After upgrade to 2.2.0p12: Parsing of section nvidia_smi failed - please submit a crash report!

I just ran into the same issue recently after having setup a new server with latest nvidia drivers. After some investigation I think the issue seems to stem from changed xml output of the nvidia-smi tool because in our case just the newer server with latest nvidia drivers (535.129.03) are affected by this checkmk parsing/crash issue.

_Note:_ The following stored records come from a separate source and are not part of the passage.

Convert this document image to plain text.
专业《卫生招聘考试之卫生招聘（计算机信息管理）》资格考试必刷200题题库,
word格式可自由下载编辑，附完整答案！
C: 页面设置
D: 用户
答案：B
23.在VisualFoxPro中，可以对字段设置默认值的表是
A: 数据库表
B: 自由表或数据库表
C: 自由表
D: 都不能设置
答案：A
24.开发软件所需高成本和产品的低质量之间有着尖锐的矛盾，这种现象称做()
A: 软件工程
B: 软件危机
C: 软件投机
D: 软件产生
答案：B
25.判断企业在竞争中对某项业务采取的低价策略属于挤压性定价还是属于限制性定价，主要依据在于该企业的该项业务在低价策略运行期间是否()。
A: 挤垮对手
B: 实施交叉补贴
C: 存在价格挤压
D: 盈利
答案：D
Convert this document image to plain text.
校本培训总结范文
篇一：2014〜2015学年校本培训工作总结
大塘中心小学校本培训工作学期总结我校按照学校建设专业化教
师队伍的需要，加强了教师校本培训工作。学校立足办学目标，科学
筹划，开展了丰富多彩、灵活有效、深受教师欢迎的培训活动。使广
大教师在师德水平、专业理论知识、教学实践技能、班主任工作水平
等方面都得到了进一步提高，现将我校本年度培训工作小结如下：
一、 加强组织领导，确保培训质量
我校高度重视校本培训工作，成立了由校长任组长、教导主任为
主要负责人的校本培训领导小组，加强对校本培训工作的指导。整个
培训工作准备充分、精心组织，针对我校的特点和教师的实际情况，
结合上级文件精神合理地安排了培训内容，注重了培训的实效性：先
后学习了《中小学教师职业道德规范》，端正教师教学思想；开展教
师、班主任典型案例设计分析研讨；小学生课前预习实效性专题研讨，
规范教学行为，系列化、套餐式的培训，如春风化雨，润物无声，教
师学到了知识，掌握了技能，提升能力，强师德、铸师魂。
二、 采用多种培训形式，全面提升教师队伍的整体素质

In fact, after some deeper investigation I could fix the issue locally here by applying two modifications:

  1. On the CheckMK server: modify /omd/sites/.../lib/python3/cmk/base/plugins/agent_based/nvidia_smi.py:
--- /omd/sites/.../lib/python3/cmk/base/plugins/agent_based/nvidia_smi.py.orig 2023-10-16 00:58:49.000000000 +0200
+++ /omd/sites/.../lib/python3/cmk/base/plugins/agent_based/nvidia_smi.py	2024-01-11 10:21:04.515439934 +0100
@@ -160,7 +160,7 @@
                         get_text_from_element(gpu.find("power_readings/power_state")),
                     ),
                     power_management=PowerManagement(
-                        get_text_from_element(gpu.find("power_readings/power_management"))
+                        get_text_from_element(gpu.find("power_readings/power_management")) if get_text_from_element(gpu.find("power_readings/power_management")) is not None else "Supported"
                     ),
                     power_draw=get_float_from_element(gpu.find("power_readings/power_draw"), "W"),
                     power_limit=get_float_from_element(gpu.find("power_readings/power_limit"), "W"),
  1. On the CheckMK client: modify the /usr/lib/check_mk_agent/plugins/nvidia_smi.sh to look like:
#!/bin/sh
echo "<<<nvidia_smi:sep(9)>>>"
/usr/bin/nvidia-smi -q -x | sed 's/gpu_power_readings/power_readings/'

So the issue seems to be twofold: 1. the nvidia-smi output was changed so that the whole <power_management> tag seems to be missing/not available under the power readings xml branch. and 2. the previously called <power_readings> xml branch is now called <gpu_power_readings>. Therefore, the output of nvidia-smi -q -x does not match the expectations in the nvidia_smi.py plugin in the latest CheckMK versions. However, the above modifications should solve these issues. At least it did here.